Currently I fly X-Plane VR with a Quest 2. I mainly fly gliders with a center stick and like the OP, I can fly with one hand on the physical stick and one controller in the other hand for flicking switches and turning dials. Now think about it - With hand tracking, we could adjust the seat position (actually can you? I know I can in X-Plane using Planemaker) but we could adjust the seat position so that when our hand reaches out and touches the virtual stick or yoke it actually touches the real stick or yoke, so we easily get the best of both worlds without anything dangling from our wrists. We can fly easily with a real stick whilst reaching out with our free hand to maniplate the knobs, levers and switches.

That’s true, but I think hand tracking needs a strong internal processor. That’s why it’s only available for developers on Quest, because it has enough CPU power to process its camera feeds and calculate hand tracking. On other headsets I don’t even thing camera feed is available to work with and it may be too low-res to work for hand tracking. So I’m not optimistic for that on G2, for example. LucidVR DIY haptic glove is much more possible, provided G2 works with SteamVR OpenXR well, which it doesn’t now. Controller would be strapped to the glove, and although cumbersome, your fingers would be free to for the yoke or operating cockpit stuff.

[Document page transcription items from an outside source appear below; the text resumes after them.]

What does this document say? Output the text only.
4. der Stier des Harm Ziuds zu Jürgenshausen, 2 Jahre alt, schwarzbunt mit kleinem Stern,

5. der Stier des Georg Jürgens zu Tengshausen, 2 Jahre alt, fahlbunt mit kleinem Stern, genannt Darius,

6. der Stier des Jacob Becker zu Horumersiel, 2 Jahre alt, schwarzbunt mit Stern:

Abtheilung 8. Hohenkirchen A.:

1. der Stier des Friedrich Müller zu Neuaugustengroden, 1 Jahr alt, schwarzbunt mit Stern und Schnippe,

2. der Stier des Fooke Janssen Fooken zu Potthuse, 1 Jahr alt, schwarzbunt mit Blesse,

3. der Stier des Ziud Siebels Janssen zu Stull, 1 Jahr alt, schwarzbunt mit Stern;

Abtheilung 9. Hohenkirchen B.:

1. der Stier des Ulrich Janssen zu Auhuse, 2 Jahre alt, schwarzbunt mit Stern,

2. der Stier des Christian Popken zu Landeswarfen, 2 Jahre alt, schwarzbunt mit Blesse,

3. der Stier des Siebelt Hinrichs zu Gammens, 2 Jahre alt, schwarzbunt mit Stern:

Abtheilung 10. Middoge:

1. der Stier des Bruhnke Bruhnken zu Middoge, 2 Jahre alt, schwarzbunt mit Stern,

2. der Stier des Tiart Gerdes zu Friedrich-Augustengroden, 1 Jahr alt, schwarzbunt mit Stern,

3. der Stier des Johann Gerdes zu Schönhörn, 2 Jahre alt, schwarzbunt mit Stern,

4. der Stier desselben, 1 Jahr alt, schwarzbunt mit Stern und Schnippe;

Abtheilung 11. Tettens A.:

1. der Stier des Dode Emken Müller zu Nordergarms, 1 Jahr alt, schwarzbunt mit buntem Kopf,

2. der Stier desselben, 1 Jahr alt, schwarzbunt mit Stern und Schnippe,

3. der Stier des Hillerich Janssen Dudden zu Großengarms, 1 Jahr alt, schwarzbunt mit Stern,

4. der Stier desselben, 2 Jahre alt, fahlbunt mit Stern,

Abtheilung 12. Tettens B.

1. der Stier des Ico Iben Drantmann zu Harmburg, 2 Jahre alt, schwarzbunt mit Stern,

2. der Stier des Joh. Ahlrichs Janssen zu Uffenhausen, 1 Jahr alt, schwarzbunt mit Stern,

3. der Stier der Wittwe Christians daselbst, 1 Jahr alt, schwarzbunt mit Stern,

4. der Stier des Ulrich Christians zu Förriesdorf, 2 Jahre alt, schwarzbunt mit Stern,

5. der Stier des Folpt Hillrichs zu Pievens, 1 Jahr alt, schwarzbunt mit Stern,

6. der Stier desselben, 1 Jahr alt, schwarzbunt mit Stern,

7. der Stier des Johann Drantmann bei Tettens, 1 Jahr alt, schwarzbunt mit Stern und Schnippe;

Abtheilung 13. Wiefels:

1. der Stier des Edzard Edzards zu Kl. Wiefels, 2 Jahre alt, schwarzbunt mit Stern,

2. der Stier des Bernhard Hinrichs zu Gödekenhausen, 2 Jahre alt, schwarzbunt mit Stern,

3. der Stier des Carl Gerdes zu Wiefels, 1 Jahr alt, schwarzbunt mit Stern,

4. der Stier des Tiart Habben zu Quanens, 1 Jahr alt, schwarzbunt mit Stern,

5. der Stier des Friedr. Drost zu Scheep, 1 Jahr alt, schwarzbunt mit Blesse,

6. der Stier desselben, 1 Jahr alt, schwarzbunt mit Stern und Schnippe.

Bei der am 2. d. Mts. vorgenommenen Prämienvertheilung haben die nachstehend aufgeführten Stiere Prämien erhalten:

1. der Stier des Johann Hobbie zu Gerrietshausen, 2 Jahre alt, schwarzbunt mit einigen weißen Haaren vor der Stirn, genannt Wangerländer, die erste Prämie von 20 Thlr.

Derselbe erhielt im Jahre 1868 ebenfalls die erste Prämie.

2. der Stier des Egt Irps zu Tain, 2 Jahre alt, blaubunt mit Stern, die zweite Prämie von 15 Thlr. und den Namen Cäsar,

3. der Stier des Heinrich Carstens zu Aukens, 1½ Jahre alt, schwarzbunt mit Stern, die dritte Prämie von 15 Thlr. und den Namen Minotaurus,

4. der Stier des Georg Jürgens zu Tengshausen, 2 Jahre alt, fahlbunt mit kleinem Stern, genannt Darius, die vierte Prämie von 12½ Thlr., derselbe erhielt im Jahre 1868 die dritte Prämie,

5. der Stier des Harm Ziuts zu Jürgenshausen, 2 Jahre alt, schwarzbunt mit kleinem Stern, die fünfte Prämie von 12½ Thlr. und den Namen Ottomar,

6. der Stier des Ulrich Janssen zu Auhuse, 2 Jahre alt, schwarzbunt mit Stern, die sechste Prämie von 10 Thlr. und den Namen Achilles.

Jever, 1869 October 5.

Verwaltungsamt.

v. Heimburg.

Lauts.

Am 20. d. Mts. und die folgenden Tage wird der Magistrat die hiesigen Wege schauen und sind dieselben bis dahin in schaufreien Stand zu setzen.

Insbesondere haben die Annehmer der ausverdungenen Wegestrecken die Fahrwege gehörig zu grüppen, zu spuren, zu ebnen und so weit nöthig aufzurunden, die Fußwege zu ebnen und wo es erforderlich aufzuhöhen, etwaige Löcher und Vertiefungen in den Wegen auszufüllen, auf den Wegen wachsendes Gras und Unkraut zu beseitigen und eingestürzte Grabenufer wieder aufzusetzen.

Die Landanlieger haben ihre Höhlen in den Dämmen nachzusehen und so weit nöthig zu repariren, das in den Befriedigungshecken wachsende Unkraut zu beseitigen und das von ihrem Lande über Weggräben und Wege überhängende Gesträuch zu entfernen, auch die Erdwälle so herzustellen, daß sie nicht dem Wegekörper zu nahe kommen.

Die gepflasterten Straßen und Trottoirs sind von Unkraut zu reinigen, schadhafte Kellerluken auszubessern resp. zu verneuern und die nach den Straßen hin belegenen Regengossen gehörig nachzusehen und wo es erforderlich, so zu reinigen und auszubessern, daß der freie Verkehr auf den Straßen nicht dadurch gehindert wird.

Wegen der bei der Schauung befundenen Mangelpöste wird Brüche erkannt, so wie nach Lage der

I find hand tracking using the Valve Index camera working quite good. Maybe not to the level of Oculus yet, but this is more an AI problem than a camera problem for now.

That’s good to know, I didn’t know Index has tracking. So there’s hope then…

Not Index tracking, but you can use Vive hand tracking SDK with the index cameras… :slight_smile:

Has there been any word or hints on expected release date for controller support?